The biggest trouble for a soft. eng is getting to a real person. Once that is done, convincing them that you're median or better is the easy part. Most resumes are just screened out by a machine, or reviewed by a clueless HR dept that has no idea what a median-talent software engineer looks like.

I have taught hundreds of CS undergrads in this city, and have had some of the very brightest tell me they've put out 500-600 resumes, and never heard back a thing. Many do get jobs though - even some of the worst performers.

It's very hit-and-miss - not nearly as deterministic as you make it sound.

2 comments

I totally agree with your points, especially the last, and didn’t mean to suggest it was deterministic at all.

Interviewing is a lossy, semi-random practice for both sides. Candidates and firms take different approaches to address this randomness, but it’s still ultimately not a digitally precise (repeatable) not even especially accurate system. You could be the next Jon Carmack and fail to get an offer from 10 straight interviews for relevant positions. “Too experienced; we don’t really do what he’s interested in; bad culture fit; too good culture fit-we want more diversity; simply preferred another candidate; decided to not move forward with the role; lost the budget; existing employee transferred; never was a real open position anyway but we legally had to advertise it...”

Do they just sit and wait to hear back and then give up when they don't?
What else are they supposed to do? Apply to the same job again? There's little you can do if you never make contact or hear back. You just apply to other positions. But what if you don't hear from those either ... ?

Open to suggestions here - but no stalker advice, please - I do not condone friending hiring managers on linkedin/fb, or some of the other creepy tactics we've seen recently.

I think the skillful students generally believe that investing effort to become skillful is all that's needed - and that doing so will eventually pay off.

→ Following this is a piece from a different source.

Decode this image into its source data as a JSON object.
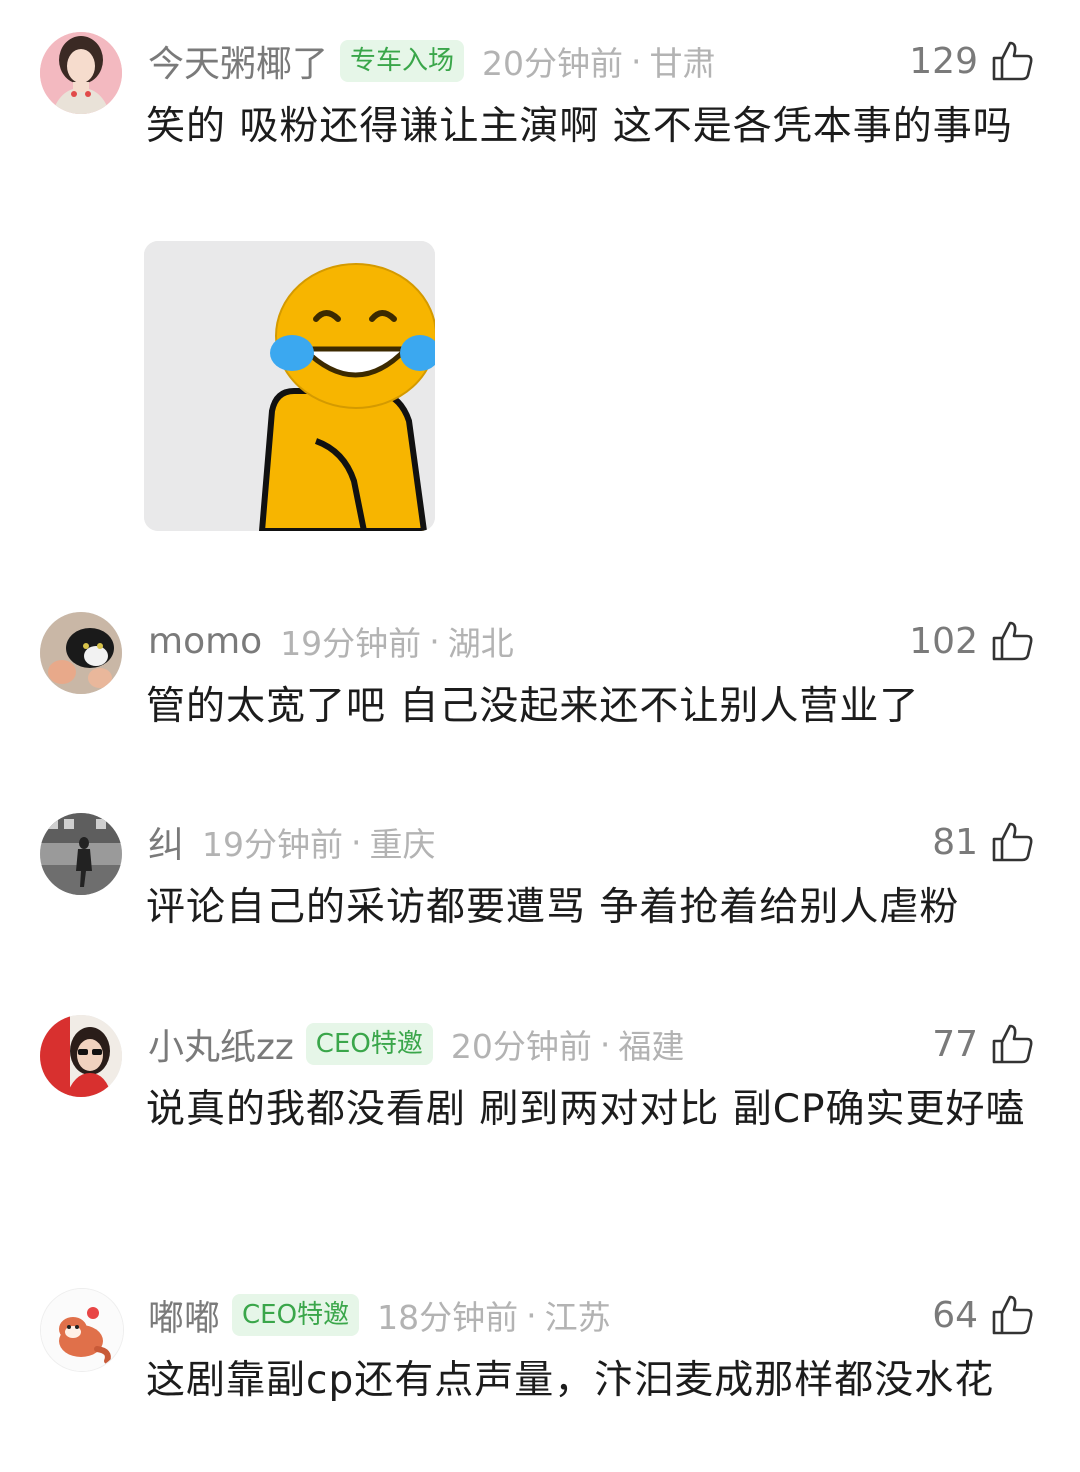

This is sadly not really true as a general statement.

I have had many 'successful' students - who got more than one offer to choose from. Once, I asked one - who now works at a major investment bank - "so, great job - any advice I should pass on to other students if they ask about job-hunting?" (taking note for myself also - as I am a soft. eng mainly, and only teach part-time).

I expected something like "invest in your skills" or python, or java, or databases, or interview questions ...

The response was: "yeah - copy and paste the job description to the bottom of your resume, and turn the font color to white - so humans can't see it, but the machine will still read it and label you a good match for the job".